Explosions that tore through the departures area at Brussels' international airport and a subway station in the heart of the Belgian capital on Tuesday killed at least 30 people, injured 230 and set the European Union capital further on edge.
Islamic State extremists claimed responsibility for the attacks, which officials believe were carried out by suicide bombers less than a week after the arrest in Brussels of a key suspect in the Paris terrorist attacks.
In the hunt for the perpetrators, police found an explosive device containing nails, chemical substances and an Islamic State flag during a raid in the Brussels neighbourhood of Schaerbeek, federal prosecutors said Tuesday evening, without providing further details.
Media reported that a taxi driver pointed investigators to the alleged terrorists' hiding place.
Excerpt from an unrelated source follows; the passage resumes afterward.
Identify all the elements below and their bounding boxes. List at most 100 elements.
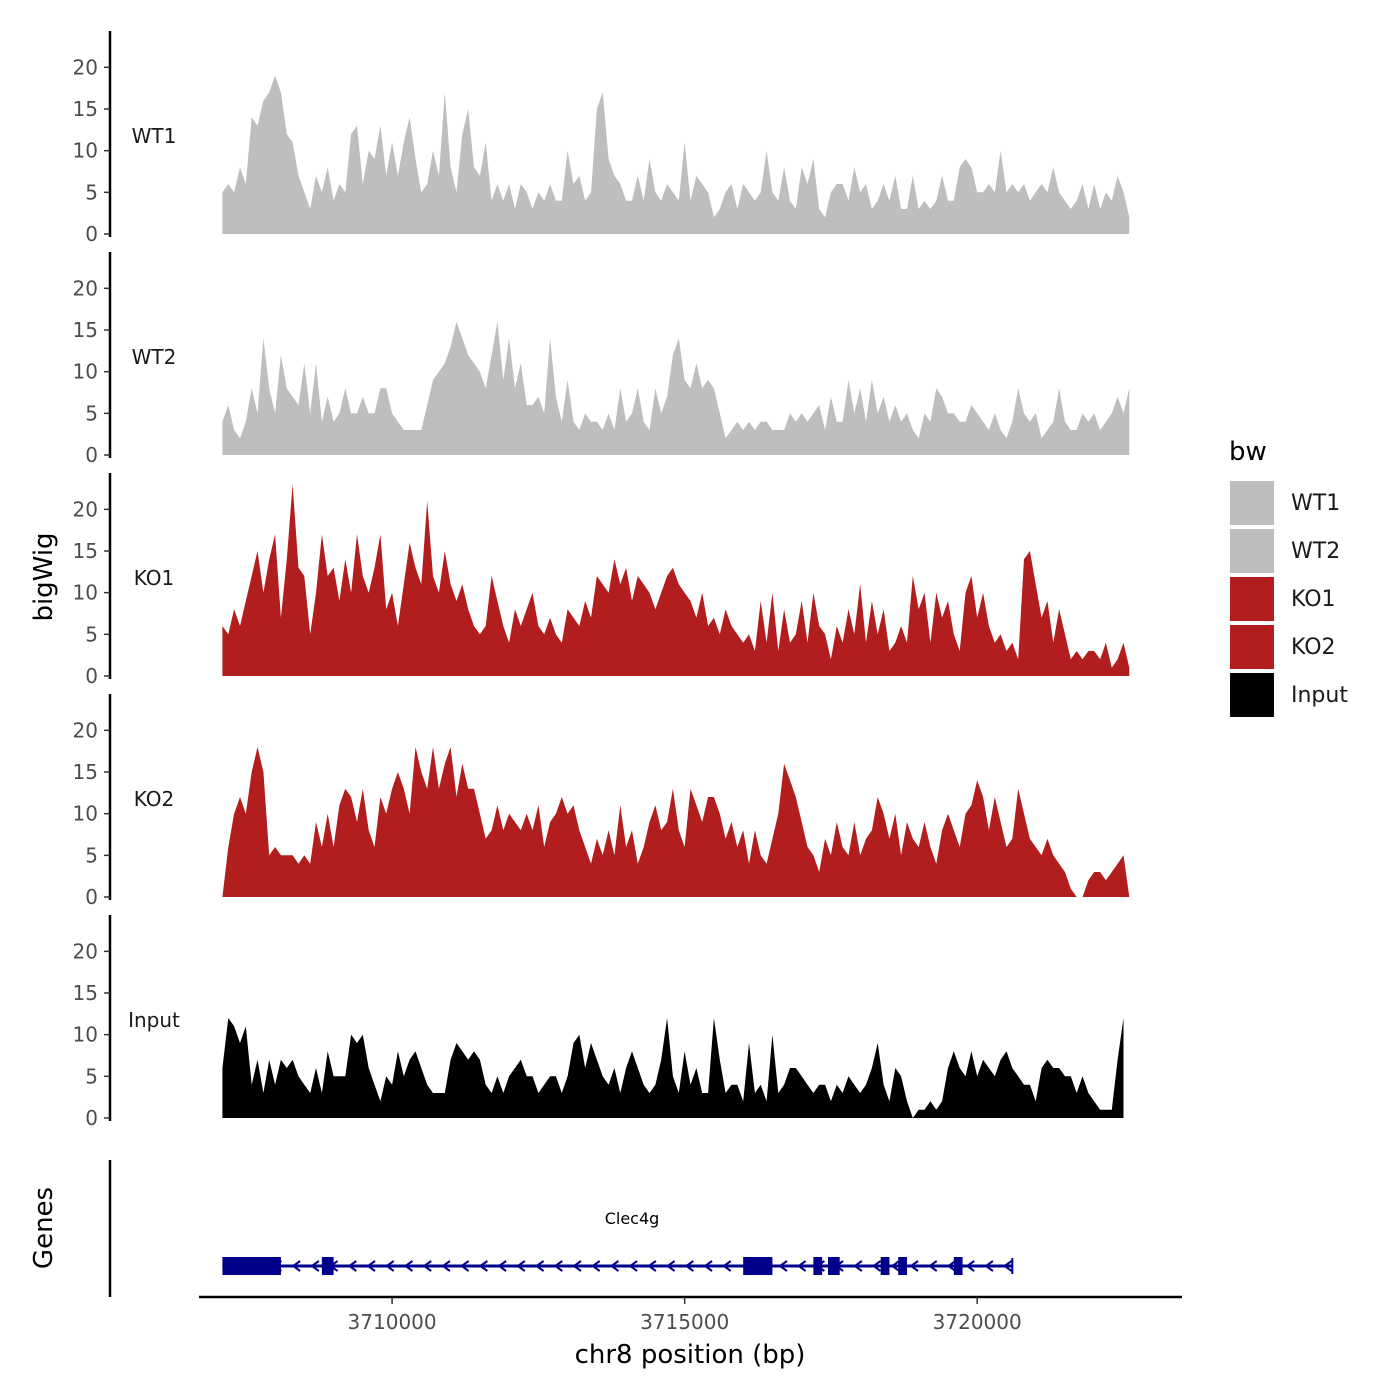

The driver had picked up the suspects at an apartment in Schaerbeek and drove them to the airport. He noticed that the men did not want him to help them with their luggage, broadcaster VRT reported.
Federal prosecutor Frederic Van Leeuw said it was too early to establish a link between the attacks in Brussels and the November attacks in Paris, which were also claimed by the Islamic State.
The Sunni jihadist organization, which controls swathes of territory in Iraq and Syria, said a group of its "soldiers" had attacked "carefully selected targets" in "crusader Belgium, which has not stopped attacking Islam and its people."
Belgium is part of the US-led coalition that has carried out airstrikes against Islamic State.
The group threatened further attacks on members of the coalition in a statement posted on social media by supporters and described by the US-based monitoring group SITE Intel as a "formal communique." It said that "what is coming will be harsher and bitterer."
Authorities questioned how the intelligence gathering apparatus could have missed any clues about the bombing plot, especially in light of the arrest of Paris bombing suspect Salah Abdeslam, which already had put Belgium on high alert.
In Germany, Interior Minister Thomas de Maiziere said European countries must get better at connecting and sharing data collected by their various national immigration and security authorities.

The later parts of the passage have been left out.